Paul McCartney Menggugat Perusahaan Rekaman Sony
Sumber Foto : Kevin Winter/Getty Images
Musik

Paul McCartney Menggugat Perusahaan Rekaman Sony

Jumat, 20 Jan 2017 | 22:17 | Oky

Winnetnews.com - Paul McCartney akhirnya menggunakan pengadilan di Amerika Serikat untuk kembali mendapatkan haknya atas 267 lagu-lagu klasik milik The Beatles yang selama ini tidak pernah dia dapatkan. Paul sudah mencoba untuk mendapatkannya sejak tahun 1980-an namun kalah dari tawaran yang diajukan oleh mendiang Michael Jackson.

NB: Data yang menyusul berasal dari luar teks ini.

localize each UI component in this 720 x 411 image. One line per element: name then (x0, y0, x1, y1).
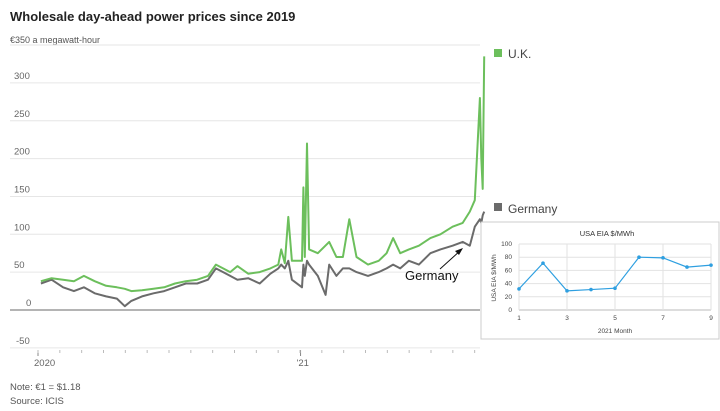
inset-x-tick-label: 3 (565, 315, 569, 322)
gridlines (10, 44, 480, 349)
inset-y-tick-label: 40 (505, 281, 513, 288)
footer-note: Note: €1 = $1.18 (10, 382, 81, 393)
inset-title: USA EIA $/MWh (580, 229, 635, 238)
inset-data-point (517, 287, 521, 291)
legend-label-germany: Germany (508, 202, 557, 216)
footer-source: Source: ICIS (10, 396, 64, 407)
legend-swatch-uk (494, 49, 502, 57)
inset-chart: USA EIA $/MWh USA EIA $/MWh 2021 Month 0… (480, 221, 720, 340)
y-tick-label: 50 (14, 260, 25, 271)
inset-y-label: USA EIA $/MWh (491, 254, 498, 302)
y-tick-label: 0 (26, 298, 31, 309)
inset-data-point (637, 255, 641, 259)
inset-x-tick-label: 9 (709, 315, 713, 322)
inset-y-tick-label: 20 (505, 294, 513, 301)
inset-data-point (541, 261, 545, 265)
inset-x-tick-label: 5 (613, 315, 617, 322)
annotation-germany: Germany (405, 268, 459, 283)
x-tick-label: '21 (297, 358, 309, 369)
inset-y-tick-label: 60 (505, 267, 513, 274)
legend-label-uk: U.K. (508, 47, 531, 61)
inset-data-point (589, 287, 593, 292)
series-lines (40, 56, 486, 308)
x-tick-label: 2020 (34, 358, 55, 369)
chart-title: Wholesale day-ahead power prices since 2… (10, 9, 295, 24)
inset-data-point (661, 256, 665, 260)
series-line-germany (40, 211, 486, 308)
legend-swatch-germany (494, 203, 502, 211)
inset-x-tick-label: 1 (517, 315, 521, 322)
inset-data-point (565, 289, 569, 293)
chart-subtitle: €350 a megawatt-hour (10, 35, 100, 45)
inset-data-point (685, 265, 689, 269)
inset-y-tick-label: 0 (508, 307, 512, 314)
series-line-u-k- (40, 56, 486, 293)
inset-y-tick-label: 80 (505, 254, 513, 261)
inset-data-point (613, 286, 617, 291)
y-tick-label: 300 (14, 71, 30, 82)
inset-x-tick-label: 7 (661, 315, 665, 322)
y-tick-label: -50 (16, 336, 30, 347)
annotation-arrowhead (455, 248, 463, 255)
y-tick-label: 200 (14, 147, 30, 158)
y-tick-label: 100 (14, 222, 30, 233)
y-tick-label: 250 (14, 109, 30, 120)
inset-data-point (709, 263, 713, 267)
y-axis: 300 250 200 150 100 50 0 -50 (14, 71, 31, 347)
y-tick-label: 150 (14, 184, 30, 195)
inset-x-label: 2021 Month (598, 328, 633, 335)
inset-y-tick-label: 100 (501, 241, 512, 248)
x-axis: 2020 '21 (34, 350, 476, 369)
inset-frame (480, 221, 720, 340)
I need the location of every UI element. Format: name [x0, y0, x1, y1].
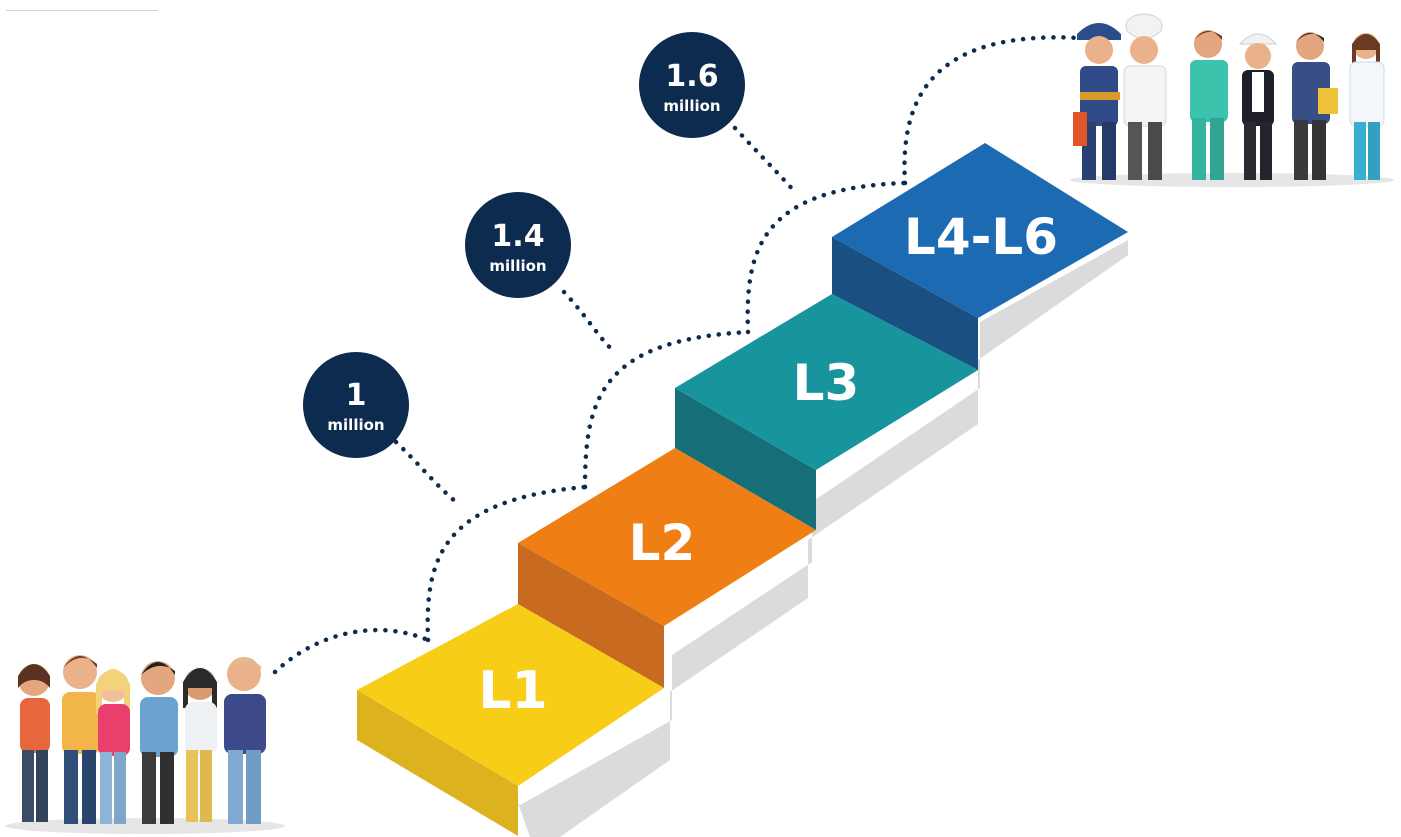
bubble-1-6-million: 1.6 million — [639, 32, 745, 138]
connector-l4-to-end — [902, 35, 1083, 186]
worker-icon — [1292, 32, 1338, 180]
step-l3-top — [675, 294, 978, 470]
person-icon — [62, 655, 100, 824]
bubble-unit: million — [327, 416, 384, 434]
bubble-1-4-million: 1.4 million — [465, 192, 571, 298]
step-label-l3: L3 — [793, 354, 860, 412]
connector-l2-to-l3 — [582, 329, 751, 490]
connector-l3-to-l4 — [745, 180, 908, 335]
bubble-value: 1.6 — [665, 59, 718, 94]
worker-icon — [1123, 13, 1167, 180]
step-l2-top — [518, 448, 816, 626]
dotted-connectors — [272, 35, 1083, 675]
connector-bubble16-to-l3l4 — [732, 125, 798, 195]
person-icon — [96, 669, 130, 824]
connector-bubble1-to-l1l2 — [393, 439, 463, 508]
young-people-group-illustration — [5, 655, 285, 834]
step-label-l4-l6: L4-L6 — [904, 208, 1058, 266]
bubble-value: 1.4 — [491, 219, 544, 254]
worker-icon — [1190, 30, 1228, 180]
worker-icon — [1073, 23, 1121, 180]
step-l2-front — [518, 543, 664, 688]
bubble-value: 1 — [346, 378, 367, 413]
bubble-unit: million — [663, 97, 720, 115]
person-icon — [224, 657, 266, 824]
step-l1-front — [357, 690, 518, 836]
step-l1-top — [357, 604, 664, 786]
person-icon — [140, 661, 178, 824]
person-icon — [18, 664, 50, 822]
worker-icon — [1349, 33, 1385, 180]
bubble-unit: million — [489, 257, 546, 275]
workers-group-illustration — [1070, 13, 1394, 187]
worker-icon — [1238, 33, 1278, 180]
step-l3-front — [675, 388, 816, 530]
step-label-l1: L1 — [478, 661, 547, 721]
connector-l1-to-l2 — [425, 484, 588, 643]
bubble-1-million: 1 million — [303, 352, 409, 458]
divider-line — [6, 10, 158, 11]
person-icon — [183, 668, 217, 822]
step-label-l2: L2 — [629, 514, 696, 572]
step-l4-l6-top — [832, 143, 1128, 318]
connector-bubble14-to-l2l3 — [561, 289, 618, 355]
step-l4-l6-front — [832, 237, 978, 370]
connector-start-to-l1 — [272, 627, 431, 675]
stair-shadow — [518, 240, 1128, 837]
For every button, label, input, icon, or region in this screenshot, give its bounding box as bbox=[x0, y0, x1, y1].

Yayasan Jackson yang ternyata dililit utang akhirnya harus menjual hak atas lagu-lagu itu kepada Sony tahun lalu, termasuk lagu New York.

Gugatan yang diajukan oleh Paul di pengadilan Manhattan adalah penghentian atas hak cipta, atau hak dari pencipta untuk mendapatkan kembali karyanya dari perusahaan produksi musik setelah sebuah masa tertentu yang ditentukan telah berlalu.

McCartney menggunakan gugatannya yang terangkum dalam Undang-undang Hak Cipta tahun 1976 Amerika Serikat yang dalam beberapa tahun belakangan juga sering digunakan oleh beberapa musisi ternama seperti Prince, Billy Joel, dan Blondie untuk mendapatkan hak mereka kembali atas karya-karyanya.

Namun Duran Duran yang sempat melakukan gugatan serupa beberapa waktu lalu kalah karena Pengadilan Tinggi Inggris telah memutuskan bahwa kontrak yang telah ditandatangani di Inggris berada dalam posisi yang lebih tinggi dari hak penerbitan di Amerika Serikat.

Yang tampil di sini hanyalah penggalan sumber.